# I need advice...



## kimg (Aug 30, 2002)

I am a 33 year old woman with some sailing experience (but long ago!). I have wanted to crew a long trip my whole life and have never gone after that dream. I am finally in a place where I can actually leave everything with little consequence. Should I take a course? Will anyone want someone who knows very little aboard their boat? Where do I find courses and boats? Are there any courses that lead to getting aboard a boat as a crew member? Are there any courses that aren''t nights and weekends, so I can get through this course stuff full time? Help, please! email me at [email protected]


----------



## jack_patricia (May 20, 2001)

Hi, Kim...

You''ve got lots of choices so I''d suggest you refine your objective(s) a bit - IOW be picky and look more closely for what you really want out of a crewing experience. Prep for future offshore work? Just the one-time experience? So you can more comfortably crew in your local/regional waters as opportunities pop up? Refreshing your skills?Depending on what those goals look like, you''ll find options for any of those.

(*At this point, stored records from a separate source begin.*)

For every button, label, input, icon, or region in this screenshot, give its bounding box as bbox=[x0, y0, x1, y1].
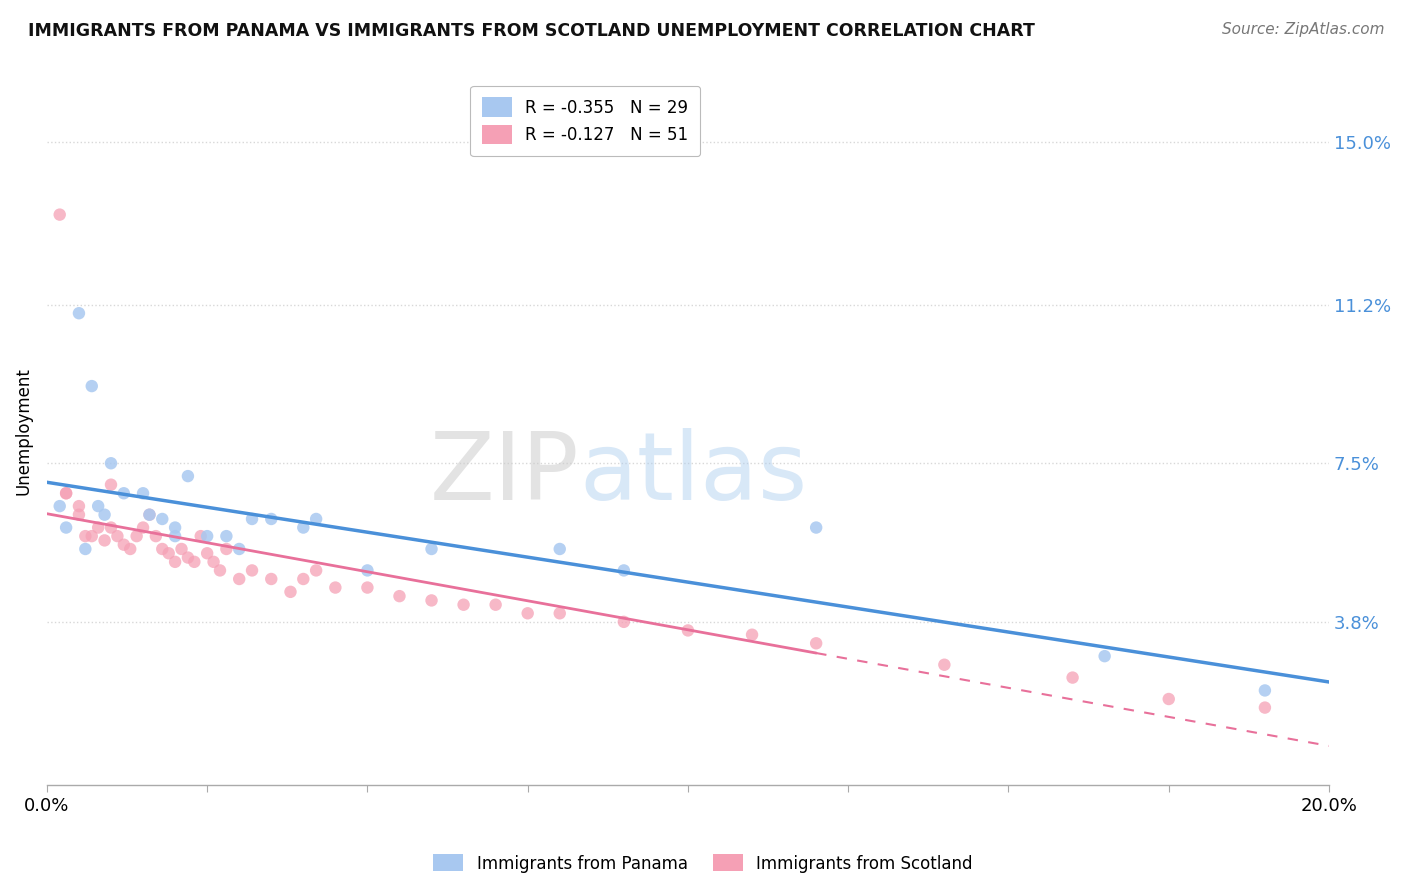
Point bbox=[165, 520, 187, 534]
Point bbox=[150, 541, 173, 556]
Point bbox=[613, 563, 636, 577]
Point bbox=[138, 508, 160, 522]
Point bbox=[1254, 700, 1277, 714]
Point bbox=[48, 208, 70, 222]
Point bbox=[87, 499, 110, 513]
Point bbox=[356, 581, 378, 595]
Point bbox=[305, 512, 328, 526]
Point bbox=[195, 546, 218, 560]
Point bbox=[75, 541, 97, 556]
Point bbox=[55, 520, 77, 534]
Point bbox=[548, 541, 571, 556]
Point bbox=[55, 486, 77, 500]
Point bbox=[177, 550, 200, 565]
Point bbox=[107, 529, 129, 543]
Point bbox=[170, 541, 193, 556]
Point bbox=[1157, 692, 1180, 706]
Point bbox=[1094, 649, 1116, 664]
Point bbox=[325, 581, 347, 595]
Point bbox=[87, 520, 110, 534]
Point bbox=[260, 572, 283, 586]
Text: ZIP: ZIP bbox=[429, 427, 579, 519]
Point bbox=[208, 563, 231, 577]
Point bbox=[132, 486, 155, 500]
Point bbox=[100, 477, 122, 491]
Point bbox=[150, 512, 173, 526]
Point bbox=[240, 563, 263, 577]
Point bbox=[157, 546, 180, 560]
Point bbox=[215, 541, 238, 556]
Point bbox=[165, 555, 187, 569]
Point bbox=[613, 615, 636, 629]
Point bbox=[1062, 671, 1084, 685]
Point bbox=[1254, 683, 1277, 698]
Point bbox=[183, 555, 205, 569]
Point bbox=[215, 529, 238, 543]
Point bbox=[195, 529, 218, 543]
Point bbox=[356, 563, 378, 577]
Point bbox=[453, 598, 475, 612]
Point bbox=[67, 508, 90, 522]
Point bbox=[804, 520, 827, 534]
Point bbox=[228, 572, 250, 586]
Point bbox=[177, 469, 200, 483]
Point bbox=[48, 499, 70, 513]
Legend: Immigrants from Panama, Immigrants from Scotland: Immigrants from Panama, Immigrants from … bbox=[427, 847, 979, 880]
Point bbox=[280, 585, 302, 599]
Point bbox=[228, 541, 250, 556]
Point bbox=[67, 306, 90, 320]
Point bbox=[292, 572, 315, 586]
Point bbox=[100, 520, 122, 534]
Point bbox=[80, 379, 103, 393]
Point bbox=[934, 657, 956, 672]
Point bbox=[420, 541, 443, 556]
Point bbox=[292, 520, 315, 534]
Text: atlas: atlas bbox=[579, 427, 807, 519]
Point bbox=[516, 607, 538, 621]
Point bbox=[55, 486, 77, 500]
Point bbox=[138, 508, 160, 522]
Point bbox=[165, 529, 187, 543]
Point bbox=[190, 529, 212, 543]
Point bbox=[741, 628, 763, 642]
Text: IMMIGRANTS FROM PANAMA VS IMMIGRANTS FROM SCOTLAND UNEMPLOYMENT CORRELATION CHAR: IMMIGRANTS FROM PANAMA VS IMMIGRANTS FRO… bbox=[28, 22, 1035, 40]
Point bbox=[676, 624, 699, 638]
Legend: R = -0.355   N = 29, R = -0.127   N = 51: R = -0.355 N = 29, R = -0.127 N = 51 bbox=[471, 86, 700, 156]
Point bbox=[202, 555, 225, 569]
Point bbox=[485, 598, 508, 612]
Point bbox=[93, 508, 115, 522]
Point bbox=[112, 538, 135, 552]
Point bbox=[548, 607, 571, 621]
Point bbox=[112, 486, 135, 500]
Point bbox=[132, 520, 155, 534]
Point bbox=[67, 499, 90, 513]
Y-axis label: Unemployment: Unemployment bbox=[15, 368, 32, 495]
Point bbox=[125, 529, 148, 543]
Point bbox=[75, 529, 97, 543]
Point bbox=[120, 541, 142, 556]
Point bbox=[100, 456, 122, 470]
Point bbox=[260, 512, 283, 526]
Point bbox=[240, 512, 263, 526]
Point bbox=[305, 563, 328, 577]
Point bbox=[145, 529, 167, 543]
Point bbox=[804, 636, 827, 650]
Point bbox=[93, 533, 115, 548]
Text: Source: ZipAtlas.com: Source: ZipAtlas.com bbox=[1222, 22, 1385, 37]
Point bbox=[388, 589, 411, 603]
Point bbox=[80, 529, 103, 543]
Point bbox=[420, 593, 443, 607]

For a true ''cruising, offshore learning experience'' of the first caliber, check out John Neal/Amanda Swan''s ''real'' cruising berths - www.mahina.com. John is a true gentleman with 300,000+ offshore miles and a newer H-R 46 cutter. Amanda''s done it all, in the Big Leagues.

To be considered for a range of crewing opportunities (and the ability to respond on a moment''s notice will increase them greatly), visit Offshore Cruising Opportunities - http://www.sailopo.com/main.htm

There are many opportunities which are driven more by local circumstances, so where you are will shape them measureably. E.g. Orange Coast College operates a large coastal and offshore educational sailing program of first caliber...but it''s most convenient to folks living in So California, of course. Charter operations move boats between winter & summer cruising grounds twice a year, and crewing opportunities on those can be repeated multiple times. Manufacturers move boats routinely as driven by sales and, if a truck can''t get there, the boat will go on its own bottom 90% of the time. Many local/regional areas have sailing programs sponsored by local JC''s, by YC''s, by city/county Recreational Depts. and so on. You usually won''t find info on them here but rather by doing some local research. And finally, look for networking venues, e.g. by taking a refresher USCG basic seamanship or sailing course or U.S. Power Squadron course - good learning coupled with meeting others who may or may not be totally new to boating.

Good luck on finding a good berth!

Jack


----------



## harvh (Mar 12, 2001)

Take two courses. Go learn how to sail a dinghie. Then go take a blue water course. The dinghie will teach you real seat of the pants sailing. The blue water course will teach you safety and tell you if you really want to take this on. I''m envious of your ability to swing this. Please go for it, I have the boat, but no time.


----------